Read 1 John 4:7-8
The love of God, a concept deeply rooted in religious teachings and scriptures, is a profound and unending force that has shaped the beliefs and actions of countless individuals throughout history. In 1 John 4:7-8, we are reminded of the imperative to love one another, a foundational principle that underscores the Christian faith. However, one might wonder, why did God, an all-powerful and self-sufficient being, choose to create in the first place?
The fundamental answer to this question lies in the nature of God. It is essential to understand that God does not create out of need or loneliness; He is complete in Himself. The name “I AM” (Exodus 3:13-14) signifies the self-sufficiency of God, and even without any creations, He remains God. Therefore, the motivation for God’s act of creation is not rooted in necessity but rather in His inherent attribute of love.
Love is the ultimate reason behind God’s decision to create. Love, by its nature, seeks to be given, to be shared, and to manifest itself in the world. In 1 Corinthians 13, love is described as charity, emphasizing that love cannot be called such if it is not given. To give love, there must be recipients who can receive it, and this is why God creates. It is through this act of creation that love can manifest in all its glory.
However, love cannot truly manifest if the recipients of that love lack the capacity to feel it. Imagine attempting to express love to an inanimate object, like a stone; it would go unnoticed and unappreciated. Therefore, God’s ultimate creations are beings made in His image and likeness – angels and humans. These creations possess the profound ability to both feel and reflect love, making them the perfect recipients of God’s boundless affection.
Another crucial aspect of love’s manifestation is freewill. Freewill is the ability to choose freely, to decide between love and indifference. Love cannot be genuine if it is imposed upon creations like robotic commands. It is only through freewill that love can truly manifest and be reciprocated.
Yet, freewill has a significant drawback – creations can also choose not to love. So, God faced a choice: to bestow freewill and risk the possibility of His creations rejecting His love or to withhold freewill, thus limiting their capacity to love. God chose the former, fully aware that love, in its truest form, conquers all, even the possibility of rejection.
The story of Lucifer, the anointed cherub, serves as a prime example of this choice. He possessed the greatest ability to manifest God’s love but chose rebellion instead, and evil was found in him. This decision, along with the rebellion of other angels (Jude 1:6, John 8:44), underscores the weight of freewill and its inherent risks.

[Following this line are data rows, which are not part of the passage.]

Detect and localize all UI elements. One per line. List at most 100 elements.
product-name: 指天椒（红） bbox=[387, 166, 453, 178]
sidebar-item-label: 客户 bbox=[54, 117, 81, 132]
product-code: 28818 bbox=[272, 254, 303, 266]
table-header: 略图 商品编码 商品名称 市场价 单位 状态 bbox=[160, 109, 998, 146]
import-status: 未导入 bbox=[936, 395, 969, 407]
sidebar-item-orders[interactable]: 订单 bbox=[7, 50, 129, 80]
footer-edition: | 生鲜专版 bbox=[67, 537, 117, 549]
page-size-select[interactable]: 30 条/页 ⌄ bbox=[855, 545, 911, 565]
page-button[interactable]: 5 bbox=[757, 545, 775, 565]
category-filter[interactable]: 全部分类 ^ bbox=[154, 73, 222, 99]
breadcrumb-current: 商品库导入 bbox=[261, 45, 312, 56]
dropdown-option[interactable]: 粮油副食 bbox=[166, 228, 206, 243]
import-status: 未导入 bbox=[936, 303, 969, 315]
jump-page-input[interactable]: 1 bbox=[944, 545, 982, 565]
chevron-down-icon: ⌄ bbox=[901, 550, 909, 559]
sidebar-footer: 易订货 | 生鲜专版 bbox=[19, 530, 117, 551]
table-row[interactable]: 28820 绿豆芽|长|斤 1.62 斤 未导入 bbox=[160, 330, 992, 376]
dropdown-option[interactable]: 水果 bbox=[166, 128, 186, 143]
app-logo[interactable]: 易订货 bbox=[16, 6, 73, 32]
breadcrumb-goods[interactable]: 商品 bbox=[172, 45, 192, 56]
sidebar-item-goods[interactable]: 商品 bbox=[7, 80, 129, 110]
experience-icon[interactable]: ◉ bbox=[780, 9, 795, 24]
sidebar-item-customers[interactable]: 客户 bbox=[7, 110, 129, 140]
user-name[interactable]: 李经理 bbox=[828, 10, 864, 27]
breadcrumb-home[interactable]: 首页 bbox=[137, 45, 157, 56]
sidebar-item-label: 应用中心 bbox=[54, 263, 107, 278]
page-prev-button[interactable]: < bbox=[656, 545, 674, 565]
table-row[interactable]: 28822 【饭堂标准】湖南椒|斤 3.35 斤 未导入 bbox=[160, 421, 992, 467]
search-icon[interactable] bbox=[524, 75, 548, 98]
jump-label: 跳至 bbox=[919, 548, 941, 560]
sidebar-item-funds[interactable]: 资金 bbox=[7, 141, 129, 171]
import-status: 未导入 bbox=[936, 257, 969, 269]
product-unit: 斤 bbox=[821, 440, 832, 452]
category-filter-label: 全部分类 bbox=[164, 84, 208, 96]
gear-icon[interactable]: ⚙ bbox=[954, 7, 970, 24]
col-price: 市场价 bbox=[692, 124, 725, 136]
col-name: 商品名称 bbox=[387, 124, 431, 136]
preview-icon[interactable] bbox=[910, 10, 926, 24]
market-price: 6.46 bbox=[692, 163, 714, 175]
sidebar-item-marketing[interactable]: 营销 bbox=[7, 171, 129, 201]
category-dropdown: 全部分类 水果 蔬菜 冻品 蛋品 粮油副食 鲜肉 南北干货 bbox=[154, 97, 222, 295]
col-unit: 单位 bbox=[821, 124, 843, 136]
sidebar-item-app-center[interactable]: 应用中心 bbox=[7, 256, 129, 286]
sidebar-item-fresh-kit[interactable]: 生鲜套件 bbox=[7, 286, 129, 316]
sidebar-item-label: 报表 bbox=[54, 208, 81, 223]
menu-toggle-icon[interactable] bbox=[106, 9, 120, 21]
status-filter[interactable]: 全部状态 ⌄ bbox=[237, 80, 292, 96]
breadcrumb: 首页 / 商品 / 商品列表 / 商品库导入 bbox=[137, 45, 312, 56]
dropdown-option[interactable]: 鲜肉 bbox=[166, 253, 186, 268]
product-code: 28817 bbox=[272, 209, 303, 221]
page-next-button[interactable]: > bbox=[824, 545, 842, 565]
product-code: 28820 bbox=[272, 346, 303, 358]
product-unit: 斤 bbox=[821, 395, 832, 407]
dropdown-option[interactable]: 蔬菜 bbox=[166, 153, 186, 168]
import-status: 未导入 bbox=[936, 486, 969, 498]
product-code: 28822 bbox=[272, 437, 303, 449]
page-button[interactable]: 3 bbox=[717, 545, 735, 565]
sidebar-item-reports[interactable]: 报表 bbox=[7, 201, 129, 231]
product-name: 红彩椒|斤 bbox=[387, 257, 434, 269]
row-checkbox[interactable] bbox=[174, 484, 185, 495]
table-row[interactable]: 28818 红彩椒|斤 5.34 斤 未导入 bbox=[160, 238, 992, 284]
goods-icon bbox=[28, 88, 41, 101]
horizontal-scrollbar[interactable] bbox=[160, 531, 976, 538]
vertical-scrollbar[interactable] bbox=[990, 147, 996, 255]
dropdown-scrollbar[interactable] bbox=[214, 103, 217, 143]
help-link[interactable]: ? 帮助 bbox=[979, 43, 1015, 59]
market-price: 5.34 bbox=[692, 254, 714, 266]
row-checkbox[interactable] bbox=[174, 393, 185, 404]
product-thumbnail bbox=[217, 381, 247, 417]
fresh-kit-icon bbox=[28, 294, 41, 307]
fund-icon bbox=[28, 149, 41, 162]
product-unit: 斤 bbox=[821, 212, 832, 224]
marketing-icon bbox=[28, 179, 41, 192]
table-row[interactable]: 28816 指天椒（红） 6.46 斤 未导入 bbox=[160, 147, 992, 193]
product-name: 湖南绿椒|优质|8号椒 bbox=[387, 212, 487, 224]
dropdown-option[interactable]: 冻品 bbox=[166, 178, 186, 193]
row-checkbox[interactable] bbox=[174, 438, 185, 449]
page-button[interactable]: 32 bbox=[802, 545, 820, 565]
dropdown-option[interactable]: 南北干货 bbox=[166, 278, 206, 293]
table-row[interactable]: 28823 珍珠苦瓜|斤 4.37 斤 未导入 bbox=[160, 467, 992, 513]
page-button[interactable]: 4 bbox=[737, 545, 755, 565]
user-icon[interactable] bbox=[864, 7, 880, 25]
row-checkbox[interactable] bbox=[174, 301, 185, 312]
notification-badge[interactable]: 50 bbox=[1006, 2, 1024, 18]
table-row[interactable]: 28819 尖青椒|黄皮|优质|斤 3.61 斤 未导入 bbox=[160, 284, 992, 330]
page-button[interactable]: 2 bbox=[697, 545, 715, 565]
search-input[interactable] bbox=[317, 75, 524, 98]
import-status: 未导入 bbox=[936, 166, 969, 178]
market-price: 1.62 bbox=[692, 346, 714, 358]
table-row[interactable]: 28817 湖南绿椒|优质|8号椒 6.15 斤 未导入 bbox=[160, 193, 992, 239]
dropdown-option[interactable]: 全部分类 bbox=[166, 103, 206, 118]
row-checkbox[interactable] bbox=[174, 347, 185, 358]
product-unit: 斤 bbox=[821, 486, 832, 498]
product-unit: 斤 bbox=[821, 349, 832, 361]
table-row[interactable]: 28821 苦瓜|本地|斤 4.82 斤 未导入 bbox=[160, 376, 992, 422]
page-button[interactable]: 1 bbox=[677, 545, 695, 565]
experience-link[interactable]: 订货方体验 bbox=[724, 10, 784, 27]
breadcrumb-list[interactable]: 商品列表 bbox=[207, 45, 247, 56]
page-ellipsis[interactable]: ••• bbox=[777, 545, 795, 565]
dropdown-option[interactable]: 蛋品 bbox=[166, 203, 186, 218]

So, why is this narrative of God’s love and the consequences of freewill essential for us today?
- God’s love is sovereign: It is given freely, even if it might be rejected. Rejections, in fact, prove the authenticity of God’s love. It is in these moments of rejection that we can witness the undeniable existence of His love. In our own lives, we may face situations beyond our control, but love should not be dependent on circumstances; it should be about the giver. Even in challenging situations, we can find solace in God’s unwavering love.
- Pre-emptively eliminating Lucifer would make God’s love conditional: Love, in its purest form, is given without expecting anything in return. It is an act of charity, not an exchange. God’s love is unconditional, extending even to those who may not accept it. This principle is reflected in Ephesians – God quickens us even when we are spiritually dead.
1 John 4:7 emphasizes that everyone who loves is born of God, signifying that those who are not born again may not fully comprehend or exhibit this kind of love. And 1 John 4:8 reminds us that loving God is directly proportional to knowing Him, reinforcing that the love of God is founded on truth.
In our own lives, we can draw parallels to the love of God when we consider the purpose of marriage, which is often referred to as the fruit of love. As parents, our children are the tangible manifestation of our love. Just as God’s love gives unconditionally, the love we have for our children should reflect this same boundless affection.
IN CONCLUSION, the love of God is a profound and divine force that transcends human understanding. It is the driving force behind the creation of the universe, and it continues to shape our lives and beliefs today. God’s love is not conditional, and it can endure even in the face of rejection. Freewill, with all its risks, is the means by which true love can manifest. It is a reminder that love, in its purest form, is not about expectation but about giving, and it is founded on truth.